The subtitle of this blog reads: "The triumphs and travails of sports, liquor, and literature." Today I'm experiencing the travails.
Laying in bed, suffering from a wretched hangover induced by a fifth of 75 South whiskey, listening to Robert Earl Keen sing about depressing stuff, drastically overreacting to one game of hockey, I've been thinking about missed opportunities in sports throughout my life. I've been thinking about the NCAA hockey championship that Michigan lost in overtime this year, the game I thought would finally bring me that elusive national championship I've been wanting so desperately since 1997, when I was too young and naive to fully appreciate the value of one. I've been thinking about the 2009 Stanley Cup, when the Red Wings lost in game 7 and I spent hours at a Chicago bar by myself with my head in my hands because I was old enough to fully appreciate the value of those moments in a lifetime. I've been thinking about the 2006 Michigan Ohio State game, when the teams were ranked 1 and 2 respectively, and how I left my dorm that Friday when I heard Bo had died and then went for a walk through the graveyard next to Mary Markley dormitory and cried about Bo, and I didn't really know why I cried because he had been the coach before my time, but it didn't matter. And I've been thinking about this Red Wings team, a team that has really gotten me through a difficult year of my life in Chicago, away from all of my friends and family, and how they've been the one constant in my life that makes me feel like home, about how I love when I get texts from my father during every game, about how I forget about everything else in the world when the puck drops, and I feel like crying over one damn game because I can't even stand the thought of this team being eliminated.

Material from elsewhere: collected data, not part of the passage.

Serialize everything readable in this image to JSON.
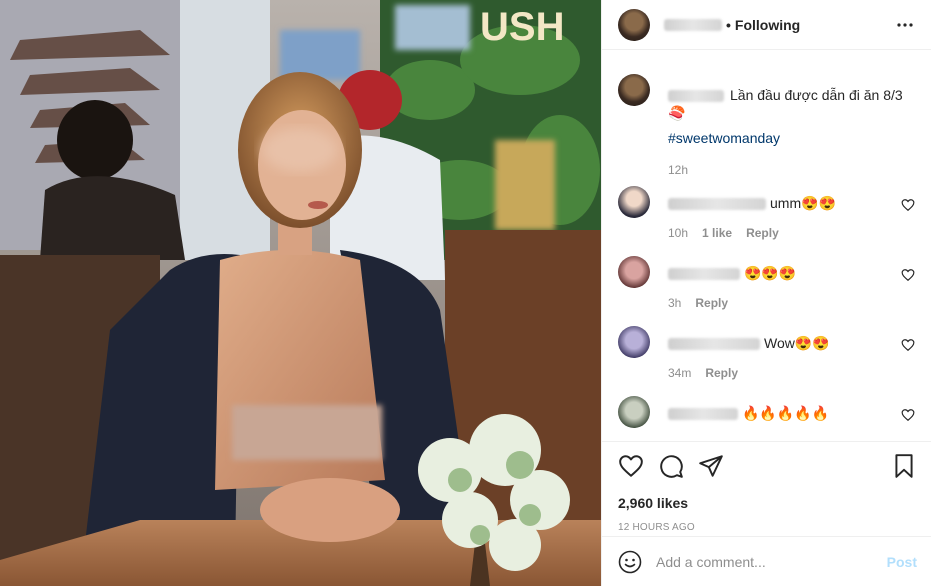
{
  "post_header": {
    "separator": "•",
    "follow_status": "Following",
    "more_icon": "more-horizontal-icon"
  },
  "caption": {
    "text": "Lần đầu được dẫn đi ăn 8/3 🍣",
    "hashtag": "#sweetwomanday",
    "time": "12h"
  },
  "comments": [
    {
      "text": "umm😍😍",
      "time": "10h",
      "likes": "1 like",
      "reply": "Reply"
    },
    {
      "text": "😍😍😍",
      "time": "3h",
      "likes": "",
      "reply": "Reply"
    },
    {
      "text": "Wow😍😍",
      "time": "34m",
      "likes": "",
      "reply": "Reply"
    },
    {
      "text": "🔥🔥🔥🔥🔥",
      "time": "",
      "likes": "",
      "reply": ""
    }
  ],
  "actions": {
    "like_icon": "heart-icon",
    "comment_icon": "comment-icon",
    "share_icon": "send-icon",
    "save_icon": "bookmark-icon"
  },
  "likes_count": "2,960 likes",
  "time_ago": "12 HOURS AGO",
  "add_comment": {
    "placeholder": "Add a comment...",
    "post_label": "Post",
    "emoji_icon": "smiley-icon"
  },
  "colors": {
    "link": "#00376b",
    "muted": "#8e8e8e",
    "post_disabled": "#b2dffc",
    "border": "#efefef"
  }
}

So when I turned on a movie, a non-sports movie mind you, in an attempt to get away from these thoughts, of course one scene featured the Stanley Cup. I was back to square one. This scene featured one of the more interesting stories I've heard about the Stanley Cup. Apparently back in 1996 when the Avalanche won the Stanley Cup Mike Ricci had brought the grail to a party. At the party, a woman who had been trying to have a baby with her husband but had recently been informed that she could not in fact concieve kissed the Cup. That night she concieved and 9 months later a baby named Stanley C. (after the Cup) was born.
And of course that just made me think about the magic of the Cup some more and made me want it that much more. The days after a loss can be some of the worst days ever. Let's hope I'm not feeling this way come Monday morning.